Increasingly, they are investing in hot-off-the-catwalk styles, and the more outrageous, the better. These extreme heels are the last refuge of the fashion snob. The high street simply cannot replicate such daring designs. As one label queen says: “Anybody can carry a bag – look what happened to the Balenciaga Lariat. But not everyone can pull off Balenciaga knee-high gladiator boots.” Indeed, impossible shoes are a badge of pride in fashion circles. “I haven’t bought a pair of shoes I can walk in for about two years,” confesses one fashion buyer. She doesn’t seem to mind, and has adjusted her lifestyle to suit. As well as having a serious taxi addiction, she habitually carries two pairs of shoes: heels for on duty and flats for walking to the bus. It’s no coincidence that Sebastian Manes, accessories honcho at Selfridges, reports selling as many flat pumps as he does outrageous heels.

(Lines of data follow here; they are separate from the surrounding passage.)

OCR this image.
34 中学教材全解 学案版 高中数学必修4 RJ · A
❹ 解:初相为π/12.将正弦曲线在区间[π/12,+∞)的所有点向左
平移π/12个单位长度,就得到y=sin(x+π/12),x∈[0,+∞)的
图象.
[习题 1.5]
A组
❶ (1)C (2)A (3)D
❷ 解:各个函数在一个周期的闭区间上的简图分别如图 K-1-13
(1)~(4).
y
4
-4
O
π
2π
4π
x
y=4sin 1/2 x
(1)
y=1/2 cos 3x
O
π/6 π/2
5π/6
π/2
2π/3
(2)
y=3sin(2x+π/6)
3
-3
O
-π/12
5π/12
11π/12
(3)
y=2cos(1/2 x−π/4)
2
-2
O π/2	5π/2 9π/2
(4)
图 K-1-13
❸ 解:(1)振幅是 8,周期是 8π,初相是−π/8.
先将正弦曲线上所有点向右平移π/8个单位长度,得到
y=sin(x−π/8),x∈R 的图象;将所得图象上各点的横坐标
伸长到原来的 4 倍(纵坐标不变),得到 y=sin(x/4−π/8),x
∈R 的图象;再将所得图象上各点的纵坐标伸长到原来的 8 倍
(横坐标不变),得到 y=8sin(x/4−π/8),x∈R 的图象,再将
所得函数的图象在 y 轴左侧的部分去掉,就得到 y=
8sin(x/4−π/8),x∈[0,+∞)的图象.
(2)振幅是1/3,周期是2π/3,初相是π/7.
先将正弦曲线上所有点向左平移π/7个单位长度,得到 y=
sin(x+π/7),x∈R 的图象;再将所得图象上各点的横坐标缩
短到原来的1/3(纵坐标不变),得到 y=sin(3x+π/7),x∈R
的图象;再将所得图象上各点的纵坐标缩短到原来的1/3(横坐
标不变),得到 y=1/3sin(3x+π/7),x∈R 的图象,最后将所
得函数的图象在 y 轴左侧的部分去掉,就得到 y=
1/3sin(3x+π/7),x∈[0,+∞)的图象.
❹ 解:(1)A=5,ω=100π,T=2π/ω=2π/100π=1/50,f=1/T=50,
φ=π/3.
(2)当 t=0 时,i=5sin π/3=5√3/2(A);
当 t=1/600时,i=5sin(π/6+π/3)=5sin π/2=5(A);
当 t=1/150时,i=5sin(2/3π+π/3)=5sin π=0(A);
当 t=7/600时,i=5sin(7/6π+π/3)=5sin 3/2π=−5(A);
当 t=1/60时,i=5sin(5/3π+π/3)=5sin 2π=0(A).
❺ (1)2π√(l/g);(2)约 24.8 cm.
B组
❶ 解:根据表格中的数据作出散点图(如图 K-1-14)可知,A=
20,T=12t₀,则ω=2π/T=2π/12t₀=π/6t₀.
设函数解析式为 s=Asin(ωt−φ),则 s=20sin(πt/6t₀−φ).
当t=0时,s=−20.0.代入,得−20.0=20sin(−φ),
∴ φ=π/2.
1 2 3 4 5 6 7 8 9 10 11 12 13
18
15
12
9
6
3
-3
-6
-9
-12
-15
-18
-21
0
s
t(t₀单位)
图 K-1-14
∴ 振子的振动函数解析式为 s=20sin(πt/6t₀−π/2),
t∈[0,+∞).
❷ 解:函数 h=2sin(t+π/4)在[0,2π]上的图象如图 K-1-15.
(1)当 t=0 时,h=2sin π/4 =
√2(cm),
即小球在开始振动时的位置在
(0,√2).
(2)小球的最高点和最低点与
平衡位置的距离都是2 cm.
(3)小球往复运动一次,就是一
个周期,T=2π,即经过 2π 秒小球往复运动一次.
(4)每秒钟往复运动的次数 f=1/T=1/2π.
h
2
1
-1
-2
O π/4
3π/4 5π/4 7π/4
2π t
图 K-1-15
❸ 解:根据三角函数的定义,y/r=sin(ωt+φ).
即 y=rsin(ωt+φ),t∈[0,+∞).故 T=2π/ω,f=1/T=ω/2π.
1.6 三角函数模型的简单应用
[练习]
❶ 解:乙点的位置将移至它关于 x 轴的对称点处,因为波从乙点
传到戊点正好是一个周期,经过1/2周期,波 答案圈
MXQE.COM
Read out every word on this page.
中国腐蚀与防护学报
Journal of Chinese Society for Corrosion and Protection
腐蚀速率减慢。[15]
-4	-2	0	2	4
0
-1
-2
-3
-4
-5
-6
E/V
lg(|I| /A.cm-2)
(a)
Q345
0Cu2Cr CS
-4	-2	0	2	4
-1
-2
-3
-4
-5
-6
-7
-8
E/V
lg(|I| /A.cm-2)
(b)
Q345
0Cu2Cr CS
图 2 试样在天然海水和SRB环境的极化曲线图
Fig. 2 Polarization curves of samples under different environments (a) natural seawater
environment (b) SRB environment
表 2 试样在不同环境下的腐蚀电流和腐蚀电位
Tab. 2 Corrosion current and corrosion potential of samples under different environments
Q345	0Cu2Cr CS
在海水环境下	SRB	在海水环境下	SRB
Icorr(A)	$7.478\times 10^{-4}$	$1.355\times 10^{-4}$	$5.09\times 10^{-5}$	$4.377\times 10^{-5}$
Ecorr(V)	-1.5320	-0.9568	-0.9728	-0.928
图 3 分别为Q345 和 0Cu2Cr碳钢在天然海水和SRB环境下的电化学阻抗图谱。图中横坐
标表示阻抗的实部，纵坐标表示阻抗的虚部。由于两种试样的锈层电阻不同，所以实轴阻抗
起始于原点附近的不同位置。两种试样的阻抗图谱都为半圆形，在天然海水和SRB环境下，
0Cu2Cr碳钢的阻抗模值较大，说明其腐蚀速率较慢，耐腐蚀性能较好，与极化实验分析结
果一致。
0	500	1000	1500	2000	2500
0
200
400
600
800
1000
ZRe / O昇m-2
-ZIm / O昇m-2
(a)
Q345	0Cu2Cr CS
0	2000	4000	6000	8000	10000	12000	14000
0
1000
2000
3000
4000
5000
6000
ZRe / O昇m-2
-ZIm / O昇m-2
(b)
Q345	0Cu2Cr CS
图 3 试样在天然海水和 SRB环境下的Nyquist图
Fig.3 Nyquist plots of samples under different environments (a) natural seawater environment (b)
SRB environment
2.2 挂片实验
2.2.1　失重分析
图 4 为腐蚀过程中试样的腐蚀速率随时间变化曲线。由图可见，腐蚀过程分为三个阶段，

Wear a sensible heel and the fash pack will, literally, look down on you. I narrowly avoided shoe shade when I picked up a pair of YSL Tribute sandals at the more commercial heel height of 11cm, as opposed to the 16cm catwalk version. “Claudia, you’re not going to wear them, are you? Those are selling heels,” said my designer-clad friend, not bothering to hide her disgust. For all you fashion civilians, a “selling” heel is a toned-down (lower) version of what appears on the catwalk.
“It’s gone over the top, and it’s about time people came back to reality,” says Manolo Blahnik, who won’t go higher than 11.5cm. He’s right, of course. Reality will return, and kitten heels, too. But for now, the shoe-buying experience is a numbers game, with the key figures being how high and how much.